Annesi Göktürklerce en kutsal yaratıklardan biri olarak bilinen ve böyle kabul
edilen bir kurt olduğu için delikanlı, rüzgârlara ve yağmura söz geçirir, bu iki
kuvveti buyruğu altında tutardı.
Bununla beraber, So Ülkesindeki yurtlarından ayrılan Göktürkler düşmanlarının
baskınına uğradılar.
Bu
baskında düşmanlar bütün Göktürkler'i yok ettikleri gibi on altı kardeşten
sadece birisi kurtulabildi. Kurtulan delikanlı annesi kurt olan idi.
Bu
delikanlının da, birisi yaz diğeri de kış ilâhının kızı olan iki karısı vardı.
Baskından sonra her ikisinden ikişer oğlu oldu. Zamanla kalabalıklaşıp çoğalan
halk, çocuklardan en büyüğünü kendilerine Hakan seçtiler; o zamanki adı Göktürk
dilinde değildi. Hakan seçilir seçilmez Göktürkçe olmayan bu adını bıraktı ve
Türk adını aldı.
Ondan sonra Türk on kadınla evlendi, bir çok çocukları oldu. içlerinden Asena
adını taşıyan biri hakanlık tahtına geçince boyun adı da Aşine oldu.
İkinci söyleyiş:
Hunların bir boyu olan ve adına Aşine denilen Türk boyu Hazar Denizinin batı
taraflarında yerleşmişti. Türklerin ilk atası olarak biliniyordu. Rahat ve huzur
içinde otururlarken bir gün ansızın düşmanların baskınına uğradılar. Baskının
sonunda kimse sağ kalmadı.
Her
nasılsa küçücük bir çocuk bu baskından sağ kalmış bir köşeye sığınmıştı.

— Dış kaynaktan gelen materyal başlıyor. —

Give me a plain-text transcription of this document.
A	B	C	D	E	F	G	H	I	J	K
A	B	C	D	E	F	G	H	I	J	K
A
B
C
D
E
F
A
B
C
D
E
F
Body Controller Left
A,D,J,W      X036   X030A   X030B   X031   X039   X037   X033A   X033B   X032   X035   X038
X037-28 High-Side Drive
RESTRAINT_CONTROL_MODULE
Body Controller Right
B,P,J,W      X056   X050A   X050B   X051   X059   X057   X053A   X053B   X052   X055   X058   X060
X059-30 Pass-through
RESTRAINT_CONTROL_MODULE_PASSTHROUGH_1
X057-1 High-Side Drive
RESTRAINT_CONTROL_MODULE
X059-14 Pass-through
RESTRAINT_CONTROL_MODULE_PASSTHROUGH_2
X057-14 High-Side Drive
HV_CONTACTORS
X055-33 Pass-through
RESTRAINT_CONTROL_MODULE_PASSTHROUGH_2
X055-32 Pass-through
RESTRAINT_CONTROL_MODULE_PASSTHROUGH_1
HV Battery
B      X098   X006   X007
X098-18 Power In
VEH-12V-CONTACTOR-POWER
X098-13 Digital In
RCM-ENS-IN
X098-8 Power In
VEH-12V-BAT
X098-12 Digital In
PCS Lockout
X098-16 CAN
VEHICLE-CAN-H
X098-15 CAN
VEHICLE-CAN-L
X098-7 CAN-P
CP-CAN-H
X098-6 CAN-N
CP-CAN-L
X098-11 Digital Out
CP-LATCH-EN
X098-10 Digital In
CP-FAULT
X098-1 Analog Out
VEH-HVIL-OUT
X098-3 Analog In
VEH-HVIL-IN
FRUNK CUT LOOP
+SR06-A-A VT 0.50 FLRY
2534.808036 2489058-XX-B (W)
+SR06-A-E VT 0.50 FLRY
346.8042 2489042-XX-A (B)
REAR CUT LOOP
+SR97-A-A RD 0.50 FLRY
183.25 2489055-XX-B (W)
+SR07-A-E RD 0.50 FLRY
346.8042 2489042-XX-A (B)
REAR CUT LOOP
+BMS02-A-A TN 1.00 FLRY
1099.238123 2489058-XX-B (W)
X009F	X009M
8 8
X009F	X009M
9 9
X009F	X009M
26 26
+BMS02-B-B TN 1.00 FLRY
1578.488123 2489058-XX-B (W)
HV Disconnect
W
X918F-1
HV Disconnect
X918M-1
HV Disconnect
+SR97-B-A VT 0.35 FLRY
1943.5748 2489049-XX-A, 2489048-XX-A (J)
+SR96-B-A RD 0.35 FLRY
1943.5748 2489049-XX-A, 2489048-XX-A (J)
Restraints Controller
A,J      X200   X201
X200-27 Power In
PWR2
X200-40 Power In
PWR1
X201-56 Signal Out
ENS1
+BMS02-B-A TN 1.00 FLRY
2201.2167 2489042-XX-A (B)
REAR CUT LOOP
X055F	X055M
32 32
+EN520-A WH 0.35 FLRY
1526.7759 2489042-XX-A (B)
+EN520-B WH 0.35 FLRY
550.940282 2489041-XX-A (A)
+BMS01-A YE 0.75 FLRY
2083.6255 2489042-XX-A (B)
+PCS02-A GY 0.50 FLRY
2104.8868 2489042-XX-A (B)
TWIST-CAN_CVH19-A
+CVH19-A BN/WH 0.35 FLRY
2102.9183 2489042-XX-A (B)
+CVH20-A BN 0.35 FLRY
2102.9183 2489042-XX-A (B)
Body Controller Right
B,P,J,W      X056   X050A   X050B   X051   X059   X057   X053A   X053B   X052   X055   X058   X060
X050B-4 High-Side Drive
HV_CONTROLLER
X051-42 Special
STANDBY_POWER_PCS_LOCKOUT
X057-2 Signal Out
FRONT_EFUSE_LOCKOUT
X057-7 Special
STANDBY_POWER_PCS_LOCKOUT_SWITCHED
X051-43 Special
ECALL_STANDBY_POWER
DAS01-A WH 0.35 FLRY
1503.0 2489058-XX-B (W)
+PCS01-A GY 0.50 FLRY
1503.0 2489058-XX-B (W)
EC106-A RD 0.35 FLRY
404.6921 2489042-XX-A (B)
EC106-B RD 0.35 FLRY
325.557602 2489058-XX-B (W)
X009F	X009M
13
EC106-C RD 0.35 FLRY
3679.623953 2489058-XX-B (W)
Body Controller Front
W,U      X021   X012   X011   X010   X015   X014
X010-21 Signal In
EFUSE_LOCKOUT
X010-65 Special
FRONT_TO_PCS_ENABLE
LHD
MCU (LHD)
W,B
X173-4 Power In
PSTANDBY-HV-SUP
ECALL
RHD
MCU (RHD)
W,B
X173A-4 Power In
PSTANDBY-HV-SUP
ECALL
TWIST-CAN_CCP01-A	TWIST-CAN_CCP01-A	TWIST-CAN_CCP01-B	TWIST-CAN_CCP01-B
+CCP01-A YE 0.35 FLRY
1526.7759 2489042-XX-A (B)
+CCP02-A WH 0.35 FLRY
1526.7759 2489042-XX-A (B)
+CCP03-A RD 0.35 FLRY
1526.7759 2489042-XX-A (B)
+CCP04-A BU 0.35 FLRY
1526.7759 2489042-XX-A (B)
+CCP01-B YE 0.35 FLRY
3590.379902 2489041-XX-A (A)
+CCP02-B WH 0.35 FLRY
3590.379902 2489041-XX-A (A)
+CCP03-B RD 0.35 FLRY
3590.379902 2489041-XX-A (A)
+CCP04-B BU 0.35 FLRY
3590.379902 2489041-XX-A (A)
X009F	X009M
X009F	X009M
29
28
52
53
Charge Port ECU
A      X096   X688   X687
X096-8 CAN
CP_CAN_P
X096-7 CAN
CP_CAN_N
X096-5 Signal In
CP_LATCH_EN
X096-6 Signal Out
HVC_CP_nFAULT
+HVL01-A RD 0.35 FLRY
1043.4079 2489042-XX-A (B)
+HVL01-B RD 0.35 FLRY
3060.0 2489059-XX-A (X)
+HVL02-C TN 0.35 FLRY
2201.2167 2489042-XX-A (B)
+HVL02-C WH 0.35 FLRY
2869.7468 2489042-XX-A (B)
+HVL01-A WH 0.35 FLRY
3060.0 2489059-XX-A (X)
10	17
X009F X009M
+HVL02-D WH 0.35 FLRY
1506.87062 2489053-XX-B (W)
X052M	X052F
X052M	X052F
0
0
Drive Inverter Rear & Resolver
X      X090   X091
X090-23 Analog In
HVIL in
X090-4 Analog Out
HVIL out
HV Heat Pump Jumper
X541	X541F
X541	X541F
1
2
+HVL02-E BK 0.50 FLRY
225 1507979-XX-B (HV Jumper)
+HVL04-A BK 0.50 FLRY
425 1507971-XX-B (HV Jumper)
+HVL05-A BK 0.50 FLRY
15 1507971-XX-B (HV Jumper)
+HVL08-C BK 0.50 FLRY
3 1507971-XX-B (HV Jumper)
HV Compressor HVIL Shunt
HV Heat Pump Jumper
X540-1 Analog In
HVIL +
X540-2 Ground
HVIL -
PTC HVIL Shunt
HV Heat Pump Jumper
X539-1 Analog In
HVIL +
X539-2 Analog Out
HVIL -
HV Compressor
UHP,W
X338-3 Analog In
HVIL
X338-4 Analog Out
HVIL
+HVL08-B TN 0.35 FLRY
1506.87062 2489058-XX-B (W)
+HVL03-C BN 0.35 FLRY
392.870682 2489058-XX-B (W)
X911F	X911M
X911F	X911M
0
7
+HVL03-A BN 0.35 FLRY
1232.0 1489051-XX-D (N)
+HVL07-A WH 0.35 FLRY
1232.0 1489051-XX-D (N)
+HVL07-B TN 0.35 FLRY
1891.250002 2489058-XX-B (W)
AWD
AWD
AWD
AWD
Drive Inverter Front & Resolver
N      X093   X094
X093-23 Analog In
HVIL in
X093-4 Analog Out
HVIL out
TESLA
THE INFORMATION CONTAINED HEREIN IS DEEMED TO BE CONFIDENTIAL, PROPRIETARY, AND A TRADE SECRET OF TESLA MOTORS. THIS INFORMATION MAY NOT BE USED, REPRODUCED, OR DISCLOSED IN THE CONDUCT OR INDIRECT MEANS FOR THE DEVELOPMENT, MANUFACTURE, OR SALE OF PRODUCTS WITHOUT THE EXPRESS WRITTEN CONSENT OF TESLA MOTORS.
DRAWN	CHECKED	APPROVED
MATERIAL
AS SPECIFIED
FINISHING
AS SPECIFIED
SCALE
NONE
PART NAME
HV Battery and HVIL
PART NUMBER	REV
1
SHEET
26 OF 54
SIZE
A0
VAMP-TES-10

Düşmanlar onu da gördüler. Fakat, cılız ve küçük bir çocuk olduğu için kimse
ondan korkmadı ve ona aldırmadı. Hattâ içlerinden acıyanlar bile çıktı. Ama
düşman yine de her ihtimali düşünüp, çocuğu öldürmektense kolunu bacağını kesip
orada öylece bırakmayı uygun gördü; düşündükleri gibi yaptılar.
Kolunu bacağını kesip, yan ölü hâle getirdikleri çocuğu alıp bataklıkta bir
sazlığa attılar; bırakıp gittiler.
O
sırada, nereden çıktığı bilinmeyen bir dişi Bozkurt göründü, geldi, çocuğu
emzirdi. Yaralarını yalayıp iyi etti. O günden sonra da, avlanıp getirdiği
yiyeceklerle çocuğu besleyip büyüttü, gücünü kuvvetini arttırdı.
Zamanla Bozkurd'un beslediği çocuk gürbüzleşti.
Günlerden sonra bir gün, baskın yapıp Asine soyunu yok eden düşman başbuğu,
kolunu bacağını keserek sazlığa attıkları çocuğun yaşadığını öğrendi. Adamlar
gönderip durumu öğrenmek, sağ kaldı ise öldürtmek istedi.
Düşman başbuğunun gönderdiği asker geldiğinde, kolu bacağı kesik gencin yanında
bir dişi Bozkurt gördü. Dişi Bozkurt tehlikeyi sezmişti, dişleriyle gerici
yakaladığı gibi denizin öte yanına geçirdi; orada da durmayıp Altay Dağlarına
doğru götürdü. Orada, her tarafı yüksek dağlarla çevrili bir yaylada bir
mağaraya yerleştirdi, onunla evlendi; on oğlan doğurdu!
Mağaranın bulunduğu yayla yeşillikti; serin gür suları, meyve ağaçlan, av
hayvanları vardı. Oğlanlar orada büyüdüler, orada evlendiler. Her birinden bir
boy türedi. Bunlardan birinin adı da Asine boyu idi.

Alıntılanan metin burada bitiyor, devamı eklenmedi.